Voyage au camp du Struthof, mars 2015
Article mis en ligne le 29 mars 2015

par Juliette

Depuis quelques années, le MUADIR (Mouvement d’Union et d’Action des Déportés et Internés de la Résistance) propose aux élèves de 3ème du collège Vendôme ayant participé aux Concours National de la Résistance et de la Déportation, un voyage de deux jours au camp de concentration du Struthof en Alsace.

Cette année, nous étions accompagnés par l’adjoint au Maire de Lyon, Monsieur Jean-Dominique Durand par Monsieur Gonnet, membre de l’association MUADIR et organisateur du voyage et par Madame Christin professeur d’histoire et Madame Demangeon professeur de français du collège Vendôme. Une classe de première S du lycée Saint-Exupéry et leurs professeurs participait également au voyage.

Nous sommes arrivés au camp de concentration en début d’après-midi. Nous sommes passés sous une imposante porte en bois qui marque l’entrée du camp. On eut l’impression d’être tout petit… Tout autour, des fils de fer barbelés délimitent le camp.

Malgré les explications de M. Gonnet, nous avons eu du mal à nous imaginer les conditions de vies extrêmes des déportés. Mais est-il possible d’imaginer le pire qui fut pourtant la réalité pour tant d’hommes et de femmes ? Ce fut pourtant dans ces lieux que la plupart d’entre eux moururent de froid, de fatigue, de faim, des suites des tortures... Dans ce camp, des médecins se livraient à des expériences et avaient besoin de cadavres humains en "bon état". C’est pour cela que ces hommes et ces femmes étaient gazées.

En nous retrouvant entre collégiens le soir, nous avions envie de parler d’autres choses.
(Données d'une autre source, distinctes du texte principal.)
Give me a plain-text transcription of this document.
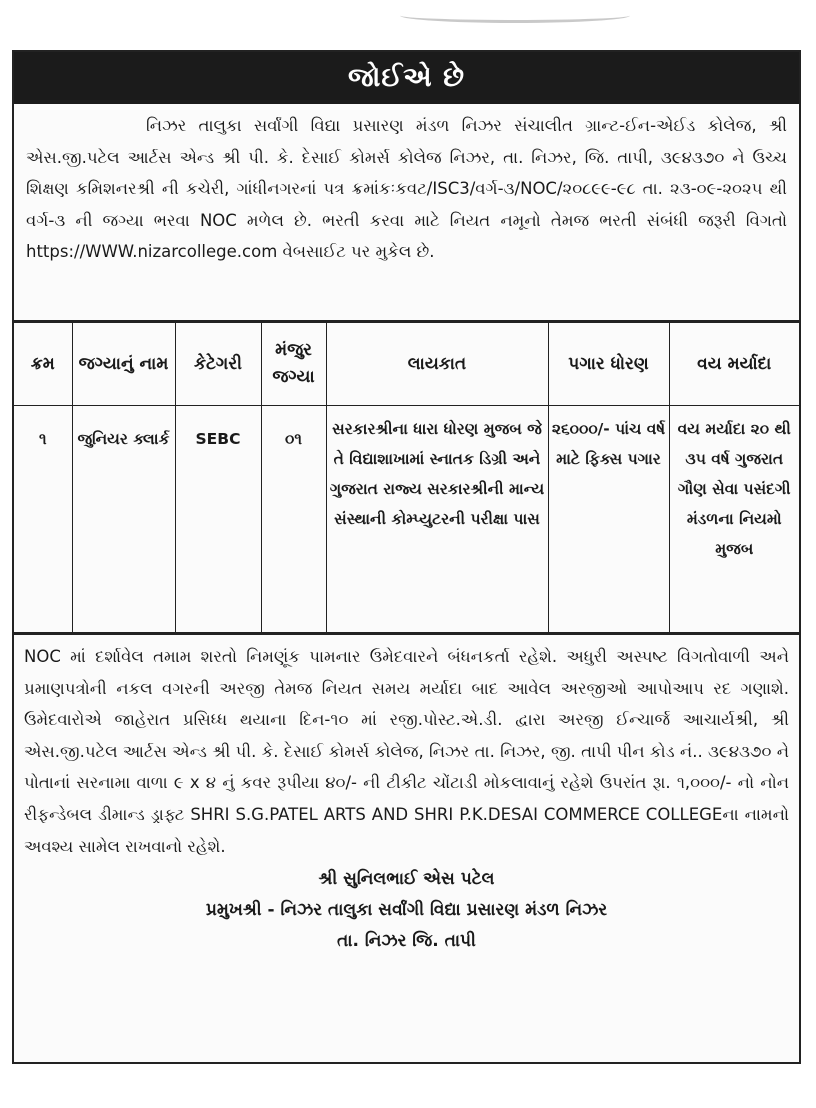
જોઈએ છે
નિઝર તાલુકા સર્વાંગી વિદ્યા પ્રસારણ મંડળ નિઝર સંચાલીત ગ્રાન્ટ-ઈન-એઈડ કોલેજ, શ્રી એસ.જી.પટેલ આર્ટસ એન્ડ શ્રી પી. કે. દેસાઈ કોમર્સ કોલેજ નિઝર, તા. નિઝર, જિ. તાપી, ૩૯૪૩૭૦ ને ઉચ્ચ શિક્ષણ કમિશનરશ્રી ની કચેરી, ગાંધીનગરનાં પત્ર ક્રમાંકઃકવટ/ISC3/વર્ગ-૩/NOC/૨૦૮૯૯-૯૮ તા. ૨૩-૦૯-૨૦૨૫ થી વર્ગ-૩ ની જગ્યા ભરવા NOC મળેલ છે. ભરતી કરવા માટે નિયત નમૂનો તેમજ ભરતી સંબંધી જરૂરી વિગતો https://WWW.nizarcollege.com વેબસાઈટ પર મુકેલ છે.
ક્રમ	જગ્યાનું નામ	કેટેગરી	મંજુર જગ્યા	લાયકાત	પગાર ધોરણ	વય મર્યાદા
૧	જુનિયર ક્લાર્ક	SEBC	૦૧	સરકારશ્રીના ધારા ધોરણ મુજબ જે તે વિદ્યાશાખામાં સ્નાતક ડિગ્રી અને ગુજરાત રાજ્ય સરકારશ્રીની માન્ય સંસ્થાની કોમ્પ્યુટરની પરીક્ષા પાસ	૨૬૦૦૦/- પાંચ વર્ષ માટે ફિક્સ પગાર	વય મર્યાદા ૨૦ થી ૩૫ વર્ષ ગુજરાત ગૌણ સેવા પસંદગી મંડળના નિયમો મુજબ
NOC માં દર્શાવેલ તમામ શરતો નિમણૂંક પામનાર ઉમેદવારને બંધનકર્તા રહેશે. અધુરી અસ્પષ્ટ વિગતોવાળી અને પ્રમાણપત્રોની નકલ વગરની અરજી તેમજ નિયત સમય મર્યાદા બાદ આવેલ અરજીઓ આપોઆપ રદ ગણાશે. ઉમેદવારોએ જાહેરાત પ્રસિધ્ધ થયાના દિન-૧૦ માં રજી.પોસ્ટ.એ.ડી. દ્વારા અરજી ઈન્ચાર્જ આચાર્યશ્રી, શ્રી એસ.જી.પટેલ આર્ટસ એન્ડ શ્રી પી. કે. દેસાઈ કોમર્સ કોલેજ, નિઝર તા. નિઝર, જી. તાપી પીન કોડ નં.. ૩૯૪૩૭૦ ને પોતાનાં સરનામા વાળા ૯ x ૪ નું કવર રૂપીયા ૪૦/- ની ટીકીટ ચોંટાડી મોકલાવાનું રહેશે ઉપરાંત રૂા. ૧,૦૦૦/- નો નોન રીફન્ડેબલ ડીમાન્ડ ડ્રાફ્ટ SHRI S.G.PATEL ARTS AND SHRI P.K.DESAI COMMERCE COLLEGEના નામનો અવશ્ય સામેલ રાખવાનો રહેશે.
શ્રી સુનિલભાઈ એસ પટેલ
પ્રમુખશ્રી - નિઝર તાલુકા સર્વાંગી વિદ્યા પ્રસારણ મંડળ નિઝર
તા. નિઝર જિ. તાપી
Il était difficile de partager ce sentiment pesant qui nous avait envahi pendant cette visite sans pouvoir trouver les mots exacts pour l’exprimer. Nous ressentions de la colère envers les nazis et de la tristesse pour tous ceux qui avaient subi cette violence.

Le lendemain, après une cérémonie de commémoration émouvante à la mémoire des déportés, nous avons visité le Centre Européen du Résistant Déporté construit dans un grand bâtiment à côté du camp. A travers des films, des documents et des panneaux nous avons pu comprendre l’arrivée au pouvoir d’Hitler, la montée des idées antisémites, le régime de Vichy et la Résistance en France. Au sous-sol, on pouvait voir « une cave à pommes de terre », ayant pour simple et terrible objectif que d’épuiser les déportés au travail.

L’après-midi, au Mémorial de Schirmeck, un guide nous a retracé l’histoire de l’Alsace et de la Moselle ; ces régions furent annexées par l’Allemagne plusieurs fois. Tout au long du musée, la mise en scène très travaillée, comme l’inclinaison du sol qui rendait notre équilibre plus fragile, symbolise les épreuves douloureuses traversées par les habitants de ces régions pendant la Seconde Guerre mondiale.

Même si ce voyage nous a permis d’approfondir nos connaissances et de mieux percevoir la vérité sur les horreurs et la violence présente dans ces camps pendant la seconde guerre mondiale, il nous a donné une autre dimension. Est-ce que cette dimension est de percevoir encore plus nettement l’inacceptable par les lieux, par les photos, par le travail des musées, par des témoins touchés directement par cette histoire. On aurait envie d’oublier tant la vérité est impossible à expliquer (témoignage de M. Orenstein qui "n’a pas le vocabulaire pour tout raconter").
Et pourtant il faut continuer à raconter pour savoir, pour que cela ne se reproduise plus nulle part. Il n’y aura bientôt plus de témoins pour nous raconter, nous accompagner sur ces lieux. Ce devoir de mémoire est en train de devenir notre responsabilité. Ce sera à nous de transmettre aux générations futures les témoignages d’anciens déportés et l’histoire de la shoah.
Je remercie l’association MUADIR qui nous a offert ce voyage émouvant et Monsieur Gonnet qui nous a guidés à travers la découverte de l’univers concentrationnaire.

Juliette C, 3ème 2

Corvée de Soupe, gravure de Henri Gayot, résistant, déporté au KL-Natzweller-Struthof, Coll. Ministère de la Défense.